Homily – May 3, 2015

Last week I drove from Niagara Falls back to Toronto and driving along the QEW through the wine country I could see long stretches of grape vines. They showed little signs of growth and we wondered how our severe winter would limit their new spring growth. Years ago when I studied in Italy I remember farmers pruning the vines in the early spring. The farmer cuts off those branches that are basically useless and in doing so he makes the vine and the other branches more fruitful. I remember too seeing the farmer going home at the end of the day leading a donkey loaded down with the dead branches to be used as firewood for cooking his meals.

The imagery Jesus uses in today’s gospel is so very powerful. He is the life giving, life sustaining vine and we are the branches, branches that draw our life from the vine. When a branch is snapped off the vine it is separated from it source of life it withers and dies.

This images our life as Christians. It is only when we are united to Christ, the life giving vine that we, the branches, grow in our relationship with Christ. Through his life giving grace we are enabled to live lives that image the life and love of Christ. United to Christ the vine we are able to face and cope with the challenges the come our way each and every day. It may the strength and patience we need to cope with chronic illness, our own of that of a spouse or a child. It is a reality, a pain, a weakness that won’t go away but we can live with it because we are sustained by the life force that is ours through are union with Christ.
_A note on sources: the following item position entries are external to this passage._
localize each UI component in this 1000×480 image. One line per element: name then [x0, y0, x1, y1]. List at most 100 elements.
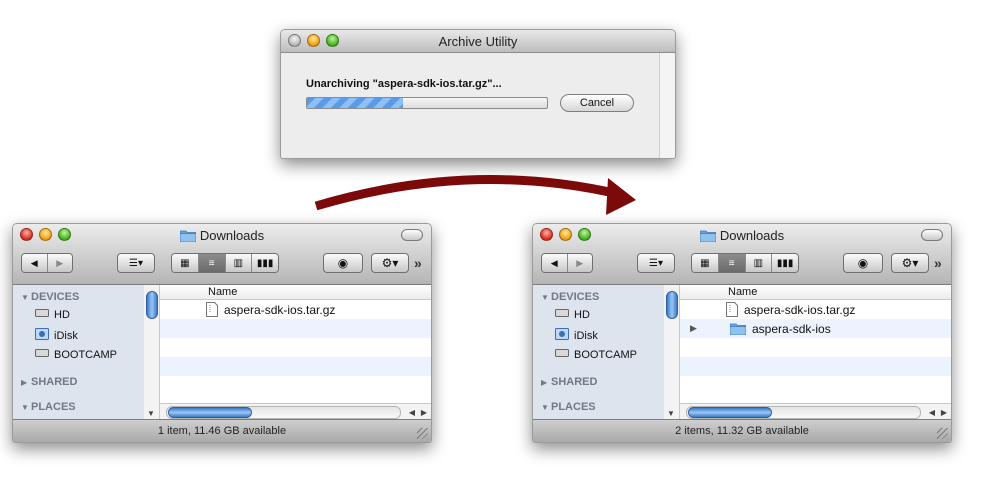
back-arrow-icon: ◀ [550, 257, 558, 268]
empty-row [680, 357, 951, 376]
horizontal-scroll-thumb[interactable] [168, 407, 252, 418]
cancel-button[interactable]: Cancel [560, 94, 634, 112]
progress-fill [307, 98, 403, 108]
list-item[interactable]: ▶ aspera-sdk-ios [680, 319, 951, 338]
column-view-button[interactable]: ▥ [225, 254, 253, 272]
forward-button[interactable]: ▶ [567, 254, 592, 272]
toolbar-toggle-button[interactable] [401, 229, 423, 241]
horizontal-scroll-thumb[interactable] [688, 407, 772, 418]
file-list: Name aspera-sdk-ios.tar.gz ▶ aspera-sdk-… [680, 285, 951, 404]
sidebar-scrollbar[interactable]: ▼ [144, 285, 160, 420]
icon-view-button[interactable]: ▦ [172, 254, 199, 272]
sidebar-item-idisk[interactable]: iDisk [35, 328, 78, 343]
column-view-button[interactable]: ▥ [745, 254, 773, 272]
icon-view-icon: ▦ [180, 257, 190, 269]
coverflow-button[interactable]: ▮▮▮ [772, 254, 798, 272]
view-switcher: ▦ ≡ ▥ ▮▮▮ [171, 253, 279, 273]
sidebar-section-shared[interactable]: ▶ SHARED [21, 376, 77, 388]
archive-utility-titlebar: Archive Utility [281, 30, 675, 53]
icon-view-button[interactable]: ▦ [692, 254, 719, 272]
resize-grip-icon[interactable] [417, 428, 428, 439]
list-view-button[interactable]: ≡ [198, 254, 226, 272]
back-arrow-icon: ◀ [30, 257, 38, 268]
window-title: Downloads [199, 228, 265, 243]
gear-icon: ⚙▾ [901, 256, 919, 270]
vertical-scrollbar[interactable] [659, 53, 675, 158]
forward-arrow-icon: ▶ [576, 257, 584, 268]
sidebar-item-bootcamp[interactable]: BOOTCAMP [35, 348, 117, 361]
list-view-icon: ≡ [728, 257, 735, 269]
arrange-icon: ☰▾ [129, 257, 143, 269]
idisk-icon [35, 328, 49, 343]
finder-window-before: Downloads ◀ ▶ ☰▾ ▦ ≡ ▥ ▮▮▮ ◉ ⚙▾ » ▼ DEVIC… [12, 223, 432, 443]
scroll-down-arrow-icon[interactable]: ▼ [147, 409, 155, 418]
list-view-icon: ≡ [208, 257, 215, 269]
disclosure-right-icon: ▶ [21, 378, 28, 387]
column-header-name[interactable]: Name [680, 285, 951, 300]
toolbar-toggle-button[interactable] [921, 229, 943, 241]
sidebar: ▼ DEVICES HD iDisk BOOTCAMP ▶ SHARED ▼ PLAC… [533, 285, 665, 420]
archive-file-icon [726, 302, 738, 317]
arrange-icon: ☰▾ [649, 257, 663, 269]
unarchive-message: Unarchiving "aspera-sdk-ios.tar.gz"... [306, 78, 502, 90]
horizontal-scrollbar[interactable]: ◀ ▶ [160, 403, 431, 420]
disclosure-down-icon: ▼ [21, 293, 29, 302]
back-button[interactable]: ◀ [542, 254, 568, 272]
sidebar: ▼ DEVICES HD iDisk BOOTCAMP ▶ SHARED ▼ PLAC… [13, 285, 145, 420]
arrange-button[interactable]: ☰▾ [117, 253, 155, 273]
coverflow-button[interactable]: ▮▮▮ [252, 254, 278, 272]
scroll-right-arrow-icon[interactable]: ▶ [421, 408, 427, 417]
disclosure-down-icon: ▼ [21, 403, 29, 412]
scroll-down-arrow-icon[interactable]: ▼ [667, 409, 675, 418]
sidebar-scroll-thumb[interactable] [146, 291, 158, 319]
progress-bar [306, 97, 548, 109]
sidebar-section-places[interactable]: ▼ PLACES [541, 401, 596, 413]
sidebar-section-devices[interactable]: ▼ DEVICES [21, 291, 79, 303]
back-button[interactable]: ◀ [22, 254, 48, 272]
forward-button[interactable]: ▶ [47, 254, 72, 272]
status-bar: 1 item, 11.46 GB available [13, 419, 431, 442]
sidebar-item-bootcamp[interactable]: BOOTCAMP [555, 348, 637, 361]
sidebar-item-hd[interactable]: HD [35, 308, 70, 321]
empty-row [680, 376, 951, 395]
sidebar-scroll-thumb[interactable] [666, 291, 678, 319]
action-button[interactable]: ⚙▾ [371, 253, 409, 273]
idisk-icon [555, 328, 569, 343]
folder-icon [179, 229, 197, 245]
arrange-button[interactable]: ☰▾ [637, 253, 675, 273]
scroll-left-arrow-icon[interactable]: ◀ [929, 408, 935, 417]
hard-drive-icon [35, 308, 49, 321]
sidebar-item-hd[interactable]: HD [555, 308, 590, 321]
scroll-left-arrow-icon[interactable]: ◀ [409, 408, 415, 417]
toolbar-overflow-icon[interactable]: » [414, 255, 422, 271]
icon-view-icon: ▦ [700, 257, 710, 269]
disclosure-right-icon: ▶ [541, 378, 548, 387]
eye-icon: ◉ [337, 256, 349, 270]
window-title: Archive Utility [438, 34, 518, 49]
quick-look-button[interactable]: ◉ [323, 253, 363, 273]
sidebar-section-devices[interactable]: ▼ DEVICES [541, 291, 599, 303]
toolbar-overflow-icon[interactable]: » [934, 255, 942, 271]
horizontal-scrollbar[interactable]: ◀ ▶ [680, 403, 951, 420]
sidebar-section-places[interactable]: ▼ PLACES [21, 401, 76, 413]
hard-drive-icon [35, 348, 49, 361]
sidebar-item-idisk[interactable]: iDisk [555, 328, 598, 343]
file-list: Name aspera-sdk-ios.tar.gz [160, 285, 431, 404]
list-item[interactable]: aspera-sdk-ios.tar.gz [160, 300, 431, 319]
action-button[interactable]: ⚙▾ [891, 253, 929, 273]
window-title: Downloads [719, 228, 785, 243]
disclosure-right-icon[interactable]: ▶ [686, 323, 730, 334]
coverflow-icon: ▮▮▮ [776, 257, 794, 269]
column-header-name[interactable]: Name [160, 285, 431, 300]
list-view-button[interactable]: ≡ [718, 254, 746, 272]
quick-look-button[interactable]: ◉ [843, 253, 883, 273]
resize-grip-icon[interactable] [937, 428, 948, 439]
back-forward-buttons: ◀ ▶ [541, 253, 593, 273]
empty-row [160, 376, 431, 395]
empty-row [160, 319, 431, 338]
sidebar-scrollbar[interactable]: ▼ [664, 285, 680, 420]
sidebar-section-shared[interactable]: ▶ SHARED [541, 376, 597, 388]
scroll-right-arrow-icon[interactable]: ▶ [941, 408, 947, 417]
list-item[interactable]: aspera-sdk-ios.tar.gz [680, 300, 951, 319]
disclosure-down-icon: ▼ [541, 293, 549, 302]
That same union, that same life giving abiding in Christ is what helps us admit to and cope with our own limitations; our impatience, our intolerance, our pettiness, our gossiping, our need to accumulate things we really do not need, our wastefulness and so many other faults that bother us at the end of the day.

Christ, the life giving vine gives the grace to start all over at the beginning of a new day. When we abide in Christ, when Christ is the source of all we do and think and say then we can bear much fruit; the fruit of love, the fruit of forgiveness, the fruit of coping with our own faults and failings, be they great or small, the fruit of being there for those who need us, the fruit of a sensibility to the sufferings of neighbours living down the street next or strangers living in refugee camps around the world. Christ, our life giving vine gives us an attitude of gratitude toward all the blessings by which our lives are blessed.

Our life giving union with Christ gives us the openness to accept and respect the dignity and the worth of every person who comes into our lives. Those signs we saw carried by the peaceful protestors in Baltimore ‘ Black Lives Matter’ can make us think about our own openness to men and women of different color, culture, faith or lifestyle, people for whom Christ died on the cross with the same love as he has for each of us. Black lives matter. All life matters.

I am the vine and you are the branches are written in Latin on the doors of our tabernacle. It is through our reception of Holy Communion that our oneness with Christ the vine is strengthened. As we continue our Mass we pray for ourselves and for each other that through the life and love that is ours by our union with Christ the life giving vine we may, in the ordinary living of our ordinary lives we may all bear much fruit in and thru the lives we live, the works we do, prayers we pray and the service we give.